Requires-Dist: torchvision==0.18.1; extra == "gpu"
Provides-Extra: dev
Requires-Dist: pytest>=7.0.0; extra == "dev"
Requires-Dist: black>=22.0.0; extra == "dev"
Requires-Dist: isort>=5.10.0; extra == "dev"
Requires-Dist: mypy>=0.950; extra == "dev"
Requires-Dist: flake8>=4.0.0; extra == "dev"
Requires-Dist: pre-commit>=2.17.0; extra == "dev"

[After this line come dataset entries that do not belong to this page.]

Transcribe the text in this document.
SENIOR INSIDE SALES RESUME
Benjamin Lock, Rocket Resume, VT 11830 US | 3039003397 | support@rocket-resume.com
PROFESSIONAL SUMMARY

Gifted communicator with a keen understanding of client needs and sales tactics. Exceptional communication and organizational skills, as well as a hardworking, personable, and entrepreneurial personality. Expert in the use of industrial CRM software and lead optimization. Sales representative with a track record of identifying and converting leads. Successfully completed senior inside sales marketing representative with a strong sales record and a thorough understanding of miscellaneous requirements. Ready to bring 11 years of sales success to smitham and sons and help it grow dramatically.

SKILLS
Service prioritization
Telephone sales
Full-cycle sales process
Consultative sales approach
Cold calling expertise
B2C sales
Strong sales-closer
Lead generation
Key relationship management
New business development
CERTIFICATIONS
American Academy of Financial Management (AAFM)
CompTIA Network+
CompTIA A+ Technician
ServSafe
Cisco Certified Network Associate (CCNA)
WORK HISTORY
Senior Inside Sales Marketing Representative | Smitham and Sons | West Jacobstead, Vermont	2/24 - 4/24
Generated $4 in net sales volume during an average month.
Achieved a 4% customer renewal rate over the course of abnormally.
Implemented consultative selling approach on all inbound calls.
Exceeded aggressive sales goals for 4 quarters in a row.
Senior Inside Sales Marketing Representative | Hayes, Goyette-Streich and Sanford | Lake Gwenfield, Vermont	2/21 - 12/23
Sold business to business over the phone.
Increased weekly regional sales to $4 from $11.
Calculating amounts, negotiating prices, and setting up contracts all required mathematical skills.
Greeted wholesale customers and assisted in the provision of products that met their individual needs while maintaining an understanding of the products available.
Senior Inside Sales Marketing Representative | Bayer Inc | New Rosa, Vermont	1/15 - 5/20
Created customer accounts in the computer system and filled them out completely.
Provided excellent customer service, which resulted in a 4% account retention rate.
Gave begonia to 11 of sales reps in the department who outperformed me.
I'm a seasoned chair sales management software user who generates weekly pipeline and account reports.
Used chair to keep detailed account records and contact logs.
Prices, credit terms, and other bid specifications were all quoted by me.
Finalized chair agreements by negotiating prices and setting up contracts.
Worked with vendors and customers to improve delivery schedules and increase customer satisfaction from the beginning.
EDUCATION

# Nedo Vision Training Service

A distributed AI model training service for the Nedo Vision platform. This service manages training workflows, monitoring, and lifecycle management for computer vision models using RF-DETR architecture.

## Features

- **Configurable Training Service**: Automated training with customizable intervals and parameters
- **gRPC Communication**: Reliable communication with the vision manager and other services
- **Distributed Training**: Support for multi-GPU and distributed training scenarios
- **Real-time Monitoring**: System resource monitoring and training progress tracking
- **Cloud Integration**: AWS S3 integration for model storage and dataset management
- **Message Queue Support**: RabbitMQ integration for task queue management

## Installation

Install the package from PyPI:

```bash
pip install nedo-vision-training
```

For GPU support with CUDA 12.1:

```bash
pip install nedo-vision-training[gpu] --extra-index-url https://download.pytorch.org/whl/cu121
```

For development with all tools:

```bash
pip install nedo-vision-training[dev]
```

## Quick Start

### Using the CLI

After installation, you can use the training service CLI:

```bash
# Show CLI help
nedo-training --help

# Check system dependencies and requirements
nedo-training doctor

# Start training service with authentication token
nedo-training run --token YOUR_TOKEN

# Start with custom server configuration
nedo-training run --token YOUR_TOKEN --server-host custom.server.com --server-port 60000

# Start with custom REST API port
nedo-training run --token YOUR_TOKEN --rest-api-port 8081

# Start with custom intervals
nedo-training run --token YOUR_TOKEN --system-usage-interval 30 --latency-check-interval 15

# Start with all custom configurations
nedo-training run --token YOUR_TOKEN \
  --server-host custom.server.com \
  --server-port 60000 \
  --rest-api-port 8081 \
  --system-usage-interval 30 \
  --latency-check-interval 15
```

### Configuration Options

The service supports various configuration options:

#### Available Commands

- `doctor`: Check system dependencies and requirements (CUDA, NVIDIA drivers, etc.)
- `run`: Start the training service

#### Run Command Options

- `--token`: Authentication token for secure communication (required)
- `--server-host`: gRPC server host (default: localhost)
- `--server-port`: gRPC server port (default: 50051)
- `--rest-api-port`: Manager REST API port (default: 8081)
- `--system-usage-interval`: System usage reporting interval in seconds (default: 30)
- `--latency-check-interval`: Latency monitoring interval in seconds (default: 10)

## Architecture

### Core Components

- **TrainingService**: Main service orchestrator for training workflows
- **RFDETRTrainer**: RF-DETR algorithm implementation with PyTorch backend
- **TrainerLogger**: Real-time training progress logging via gRPC
- **ResourceMonitor**: System resource monitoring (GPU, CPU, memory)

### Dependencies

The service relies on several key technologies:

- **PyTorch**: Deep learning framework with CUDA support
- **RF-DETR**: Roboflow's Real-time Detection Transformer
- **gRPC**: High-performance RPC framework
- **RabbitMQ**: Message queue for distributed task management
- **AWS SDK**: Cloud storage integration
- **NVIDIA ML**: GPU monitoring and management

## Development Setup

## Troubleshooting

### Common Issues

1. **gRPC Connection Timeouts**: Ensure the server host and port are correctly configured
2. **CUDA Out of Memory**: Reduce batch size or use gradient accumulation
3. **Missing Dependencies**: Reinstall with `pip install --upgrade nedo-vision-training`

### Support

For issues and questions:

- Check the logs for detailed error information
- Ensure your token is valid and not expired
- Verify network connectivity to the training manager

## License

This project is part of the Nedo Vision platform. Please refer to the main project license for usage terms.